No future for expensive single use rockets

Recent analysis of US Air Force budgets show ULA (United Launch Alliance) as charging the US air force $422 million per launch in 2020 versus about $96 million that Spacex is charging the air force.

With reusable rockets Spacex will be able to charge even less. In Elon Musk’s video announcement of the Spacex BFR he indicated that it would be lower cost to launch than the Spacex Falcon 1. This would mean at $7 million the Spacex BFR launch 150 tons would have less than a $50 per pound launch cost.

Space launch insurance companies are no longer charging a premium for launches using reused Spacex rocket stages.

The Spacex BFR still has to be built and is 2-6 years away from begin developed and having commercial flights.

The Falcon Heavy should be launched within 30-60 days. This will lower the price per pound compared to the Falcon 9.

There have been several op-ed articles that assert, Musk seeks a monopoly on the US national security launch market. In addition to saying this allows Musk to fleece taxpayers, some of the more overdone authors assert that it could kill Americans.

Crony Capitalism for Aerojet

US Rep. Mike Rogers, a Republican from Alabama, inserted Section 1615″ to the Defense Authorization Act. Rogers’ language concerns the procurement of new US-made rockets. The US military is required to have assured access to space, and this means two separate launch systems to get its spy and communications satellites into orbit. It currently has three—the Delta and Atlas families of rockets built by United Launch Alliance (ULA) and the Falcon 9 rocket by SpaceX. However, ULA wants to stop building the Delta rockets because they are expensive, and the Atlas fleet uses Russian-made RD-180 rocket engines, which Congress wants to phase out.

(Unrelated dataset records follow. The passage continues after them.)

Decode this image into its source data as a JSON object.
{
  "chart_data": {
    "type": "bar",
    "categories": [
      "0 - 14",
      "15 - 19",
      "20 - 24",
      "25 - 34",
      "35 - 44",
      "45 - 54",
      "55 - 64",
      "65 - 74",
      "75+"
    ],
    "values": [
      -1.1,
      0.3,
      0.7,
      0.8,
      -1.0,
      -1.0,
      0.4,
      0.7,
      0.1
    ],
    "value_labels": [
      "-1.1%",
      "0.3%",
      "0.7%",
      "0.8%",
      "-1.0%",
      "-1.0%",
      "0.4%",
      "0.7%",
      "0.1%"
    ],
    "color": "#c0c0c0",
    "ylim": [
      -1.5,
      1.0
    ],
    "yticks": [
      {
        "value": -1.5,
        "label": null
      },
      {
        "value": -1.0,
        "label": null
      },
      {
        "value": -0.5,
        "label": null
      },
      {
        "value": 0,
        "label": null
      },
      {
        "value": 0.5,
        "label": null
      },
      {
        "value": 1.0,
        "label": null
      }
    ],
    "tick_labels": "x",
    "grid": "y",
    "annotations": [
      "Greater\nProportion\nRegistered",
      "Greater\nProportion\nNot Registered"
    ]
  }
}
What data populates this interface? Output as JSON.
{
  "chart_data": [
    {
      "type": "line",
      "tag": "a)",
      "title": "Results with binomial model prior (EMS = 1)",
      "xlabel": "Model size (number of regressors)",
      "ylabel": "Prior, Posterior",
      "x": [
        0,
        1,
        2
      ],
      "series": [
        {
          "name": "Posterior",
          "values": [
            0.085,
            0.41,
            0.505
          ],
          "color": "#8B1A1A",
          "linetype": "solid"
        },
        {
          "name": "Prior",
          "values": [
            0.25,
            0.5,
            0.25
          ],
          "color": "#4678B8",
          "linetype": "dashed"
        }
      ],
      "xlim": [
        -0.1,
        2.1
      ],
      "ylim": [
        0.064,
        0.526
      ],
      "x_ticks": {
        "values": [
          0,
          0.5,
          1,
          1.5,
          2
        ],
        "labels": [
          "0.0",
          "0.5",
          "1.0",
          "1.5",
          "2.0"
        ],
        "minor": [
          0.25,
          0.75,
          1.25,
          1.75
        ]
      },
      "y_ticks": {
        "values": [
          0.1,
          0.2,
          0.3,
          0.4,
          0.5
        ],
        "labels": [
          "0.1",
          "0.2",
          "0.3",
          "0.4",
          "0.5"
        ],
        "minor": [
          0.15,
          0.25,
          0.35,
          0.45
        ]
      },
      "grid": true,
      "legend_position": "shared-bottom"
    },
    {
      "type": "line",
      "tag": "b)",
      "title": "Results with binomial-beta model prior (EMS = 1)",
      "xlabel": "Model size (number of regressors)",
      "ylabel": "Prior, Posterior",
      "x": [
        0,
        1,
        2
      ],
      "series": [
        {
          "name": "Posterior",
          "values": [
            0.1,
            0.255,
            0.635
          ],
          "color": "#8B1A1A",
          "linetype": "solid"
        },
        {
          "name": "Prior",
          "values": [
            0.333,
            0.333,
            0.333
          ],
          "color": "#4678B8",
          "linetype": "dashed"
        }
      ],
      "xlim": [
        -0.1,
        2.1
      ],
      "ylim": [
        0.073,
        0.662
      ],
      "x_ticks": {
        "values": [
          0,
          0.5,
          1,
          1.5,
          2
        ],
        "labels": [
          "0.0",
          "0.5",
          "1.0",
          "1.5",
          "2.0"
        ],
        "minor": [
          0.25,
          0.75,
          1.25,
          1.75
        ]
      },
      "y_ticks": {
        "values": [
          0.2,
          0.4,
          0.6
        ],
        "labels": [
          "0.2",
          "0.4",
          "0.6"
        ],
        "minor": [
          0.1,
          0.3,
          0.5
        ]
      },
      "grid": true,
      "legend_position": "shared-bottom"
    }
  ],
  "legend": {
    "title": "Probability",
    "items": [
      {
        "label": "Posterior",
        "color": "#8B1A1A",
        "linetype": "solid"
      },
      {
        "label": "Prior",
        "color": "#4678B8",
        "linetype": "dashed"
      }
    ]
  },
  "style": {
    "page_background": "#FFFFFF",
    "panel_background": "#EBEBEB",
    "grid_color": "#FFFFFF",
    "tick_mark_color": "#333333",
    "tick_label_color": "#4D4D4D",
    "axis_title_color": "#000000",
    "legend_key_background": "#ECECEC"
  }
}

Two sources familiar with the legislation told Ars that Rogers added Section 1615 specifically to benefit Aerojet and its AR1 rocket engine.

“The purpose of the provision is simple,” one Washington DC source said. “Instead of the Department of Defense continuing their open-ended, market-friendly risk reduction investment across several providers to enable Russian-engine-free launch capabilities, Rogers wants DOD to fund Aerojet to build AR1 to be inserted into Atlas V.” In other words, the language benefits Aerojet by favoring its “drop in” engine solution over building a completely new Vulcan rocket.

Aerojet wants to keep about $400-600 million of Air Force money for the development of the AR1 rocket.

Other applications and justifications for different launch systems

Despite the large and increasingly dominant price advantage for Spacex, there will be a second place US rocket launch company. The US military is requiring a second option.

There is are several small rocket companies like Rocket Labs that will be making inexpensive rockets using 3D printing technique. Reusable rockets will become similar to the airplane market. There will be quite a few competitors in the small size market.

Spaceplanes like the Reaction Engines vehicles will be funded and will be used for military applications.

There will be other space vehicle niches that will justify and create the business case for other kinds of vehicles and technologies.

There will be no future for expensive single use rockets.